Quando a cesta chegou, o dono não estava. Embevecida, a mulher recebeu o presente. Procurou logo o cartão, leu a dedicatória destinada ao marido, uma frase ao mesmo tempo amável e respeitosa.

Quem seria? Que amigo seria aquele que estimava tanto o marido dela?
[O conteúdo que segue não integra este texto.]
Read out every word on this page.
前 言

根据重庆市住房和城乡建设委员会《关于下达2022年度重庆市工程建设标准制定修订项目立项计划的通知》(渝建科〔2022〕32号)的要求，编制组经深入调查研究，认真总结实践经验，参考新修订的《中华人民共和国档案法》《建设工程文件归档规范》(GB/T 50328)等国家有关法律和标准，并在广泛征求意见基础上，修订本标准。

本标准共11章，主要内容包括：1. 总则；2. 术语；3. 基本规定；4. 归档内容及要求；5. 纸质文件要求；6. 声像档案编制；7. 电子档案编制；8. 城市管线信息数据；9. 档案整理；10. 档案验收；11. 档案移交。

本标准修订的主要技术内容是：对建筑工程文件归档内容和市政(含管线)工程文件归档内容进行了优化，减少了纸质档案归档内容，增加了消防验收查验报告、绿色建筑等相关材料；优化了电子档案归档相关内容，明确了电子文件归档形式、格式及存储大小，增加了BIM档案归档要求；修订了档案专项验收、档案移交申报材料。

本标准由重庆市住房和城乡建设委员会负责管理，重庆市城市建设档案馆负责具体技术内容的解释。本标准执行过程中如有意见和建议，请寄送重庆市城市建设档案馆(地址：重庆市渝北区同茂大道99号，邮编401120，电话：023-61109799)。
Aquele cesta, sem dúvida nenhuma, mesmo a uma olhada de relance, custava um dinheirão. Como é que ela nunca tivera notícia daquele nome? Ricos presentes só as pessoas ricas recebem. Eles eram remediados, viviam de salários, sempre inferiores ao custo das coisas. Sim, o marido, com o protesto dela, gostava de bons vinhos e boa mesa, mas isso com o sacrifício das verbas reservadas a outras utilidades.
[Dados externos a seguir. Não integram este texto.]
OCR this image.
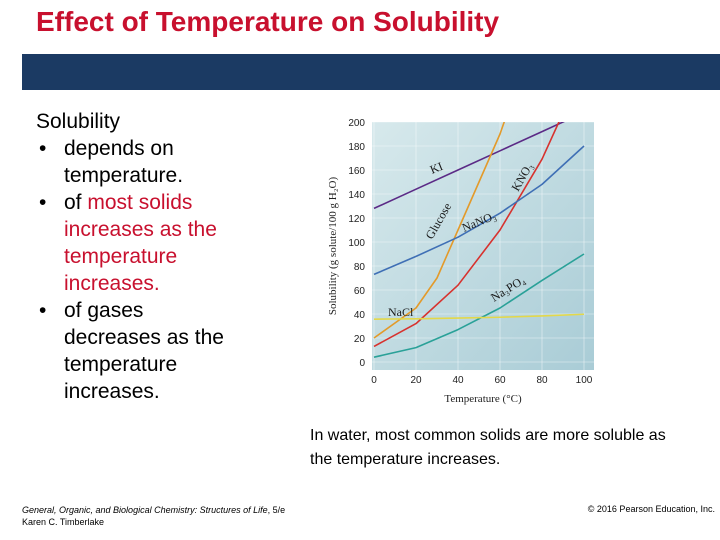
Effect of Temperature on Solubility
Solubility
• depends on
temperature.
• of most solids
increases as the
temperature
increases.
• of gases
decreases as the
temperature
increases.
0
20
40
60
80
100
120
140
160
180
200
0	20	40	60	80	100
KI	KNO₃
Glucose NaNO₃
Na₃PO₄
NaCl
Solubility (g solute/100 g H₂O)
Temperature (°C)
In water, most common solids are more soluble as the temperature increases.
General, Organic, and Biological Chemistry: Structures of Life, 5/e
Karen C. Timberlake
© 2016 Pearson Education, Inc.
De qualquer forma, aquela cesta monumental chegava em cima da hora. E se fosse um engano? Não, felizmente o nome e o sobrenome do marido estavam escritos com toda a clareza e o endereço estava certo.

Alvoroçada, examinou uma a uma as peças de envoltas em flores e serpentinas de papel colorido. Garrafas de uísque escocês, champanha francês, conhaque, vinhos europeus, patê, licores, caviar, salmão, champignon, uma lata de caranguejos japoneses … Tudo do melhor. Mulher prudente, surrupiou umas garrafas e escondeu-as nas gavetas femininas do armário. Conhecia de sobra a generosidade do marido: à vista daquela cesta farta, iria convidar todo o mundo para um devastador banquete. Isso não tinha nem conversa, era tão certo quanto dois e dois são quatro. Mas quem seria o amigo? Esperou o regresso do marido, morrendo de curiosidade.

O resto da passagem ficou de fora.